"Oh, he lost all his money in it and got desperate and jumped out."
"Um—from the hall window in the Black Eagle Building."
That made it come nearer, the way things do when someone you know is on the ground.
"Why that's where Iola Barry works—in Miss Whitehall's office on the seventeenth floor."
Babbitts' eyes shifted from the paper to his loving spouse:
"That's so. I'd forgotten it. Just one story below. I wonder if Iola was there."
"I guess not, she goes home at six. It's a good thing she wasn't. She's a hysterical, timid little rat. Being round when a thing like that happened would have broke her up more than a spell of sickness."
Iola Barry was a chum of mine. Four years ago, before I was transferred to New Jersey, we'd been girls together in the same exchange, and though I didn't see much of her when I was Central in Longwood, since I'd come back we'd met up and renewed the old friendship. Having the fatality happen so close to her fanned my interest considerable and I reached across and picked up one of the papers.
The first thing my eye lit on was a picture of Hollings Harland—a fine looking, smooth-shaven man.

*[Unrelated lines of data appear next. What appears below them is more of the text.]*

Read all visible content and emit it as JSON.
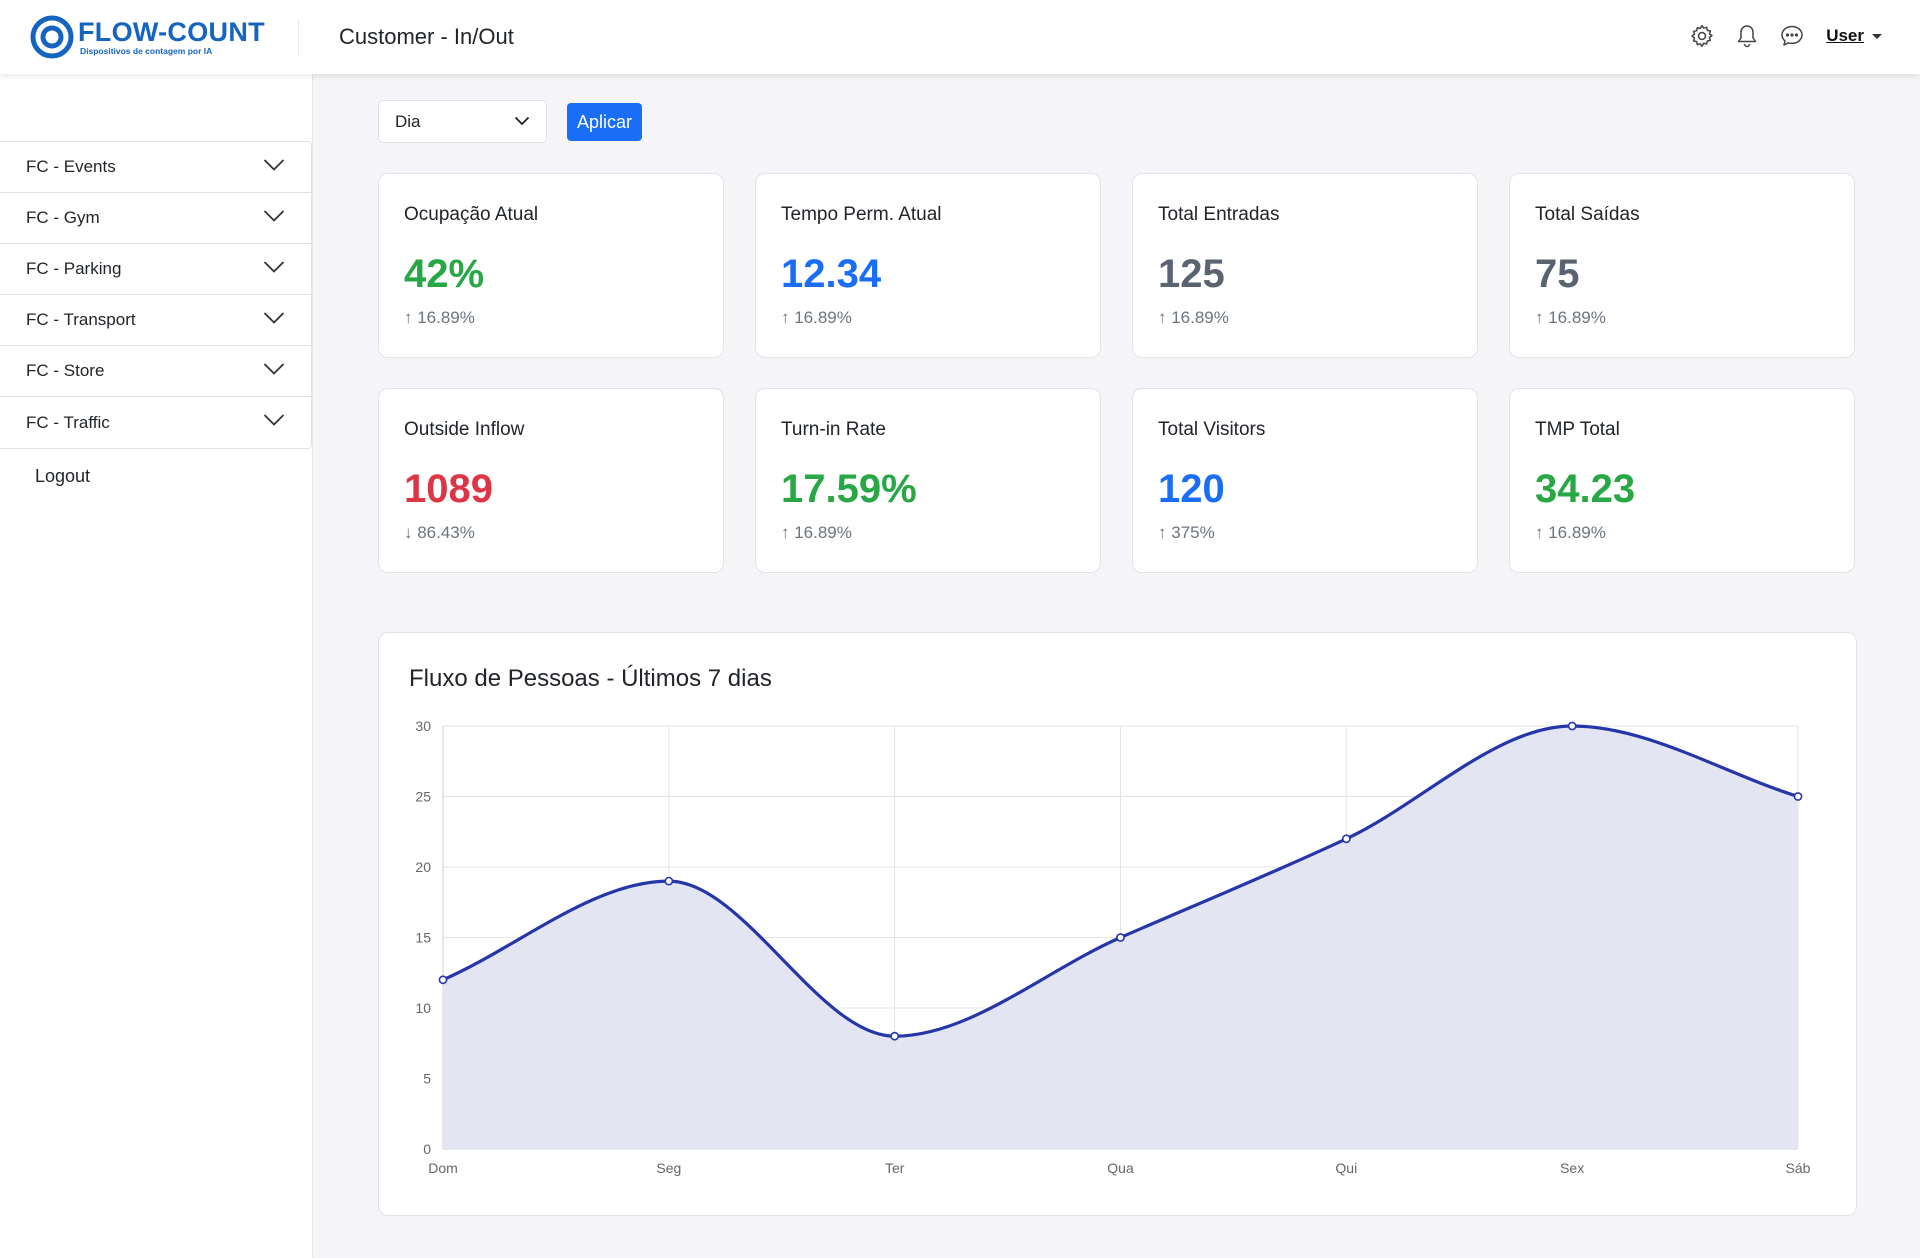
{
  "brand": {
    "name": "FLOW-COUNT",
    "tagline": "Dispositivos de contagem por IA",
    "color": "#1565c0"
  },
  "header": {
    "title": "Customer - In/Out",
    "icons": [
      "gear-icon",
      "bell-icon",
      "chat-icon"
    ],
    "user_label": "User"
  },
  "sidebar": {
    "items": [
      {
        "label": "FC - Events"
      },
      {
        "label": "FC - Gym"
      },
      {
        "label": "FC - Parking"
      },
      {
        "label": "FC - Transport"
      },
      {
        "label": "FC - Store"
      },
      {
        "label": "FC - Traffic"
      }
    ],
    "logout_label": "Logout"
  },
  "filter": {
    "period_value": "Dia",
    "apply_label": "Aplicar",
    "apply_color": "#1a6ef5"
  },
  "kpis": [
    {
      "title": "Ocupação Atual",
      "value": "42%",
      "change": "↑ 16.89%",
      "color": "green"
    },
    {
      "title": "Tempo Perm. Atual",
      "value": "12.34",
      "change": "↑ 16.89%",
      "color": "blue"
    },
    {
      "title": "Total Entradas",
      "value": "125",
      "change": "↑ 16.89%",
      "color": "gray"
    },
    {
      "title": "Total Saídas",
      "value": "75",
      "change": "↑ 16.89%",
      "color": "gray"
    },
    {
      "title": "Outside Inflow",
      "value": "1089",
      "change": "↓ 86.43%",
      "color": "red"
    },
    {
      "title": "Turn-in Rate",
      "value": "17.59%",
      "change": "↑ 16.89%",
      "color": "green"
    },
    {
      "title": "Total Visitors",
      "value": "120",
      "change": "↑ 375%",
      "color": "blue"
    },
    {
      "title": "TMP Total",
      "value": "34.23",
      "change": "↑ 16.89%",
      "color": "green"
    }
  ],
  "chart": {
    "title": "Fluxo de Pessoas - Últimos 7 dias"
  },
  "chart_data": {
    "type": "area",
    "categories": [
      "Dom",
      "Seg",
      "Ter",
      "Qua",
      "Qui",
      "Sex",
      "Sáb"
    ],
    "values": [
      12,
      19,
      8,
      15,
      22,
      30,
      25
    ],
    "ylim": [
      0,
      30
    ],
    "yticks": [
      0,
      5,
      10,
      15,
      20,
      25,
      30
    ],
    "grid": true,
    "smooth": true,
    "line_color": "#2536a8",
    "fill_color": "#e3e5f3"
  }
}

When I saw the two long columns about him I realized what an important person he was and why Babbitts was so mad he'd missed the detail. Besides his own picture there was one of his house—an elegant residence on Riverside Drive, full of pictures and statuary, and a library he'd taken years to collect. Then there was all about him and his life. He was forty-six years of age and though small in stature, a fine physical specimen, never showing, no matter how hard he worked, a sign of nerves or weariness. In his boyhood he'd come from a town up state, and risen from the bottom to the top, "cleaving his way up," the paper had it, "by his brilliant mind, indomitable will and tireless energy." Three years before, his wife had died and since then he'd retired from society, devoting himself entirely to business.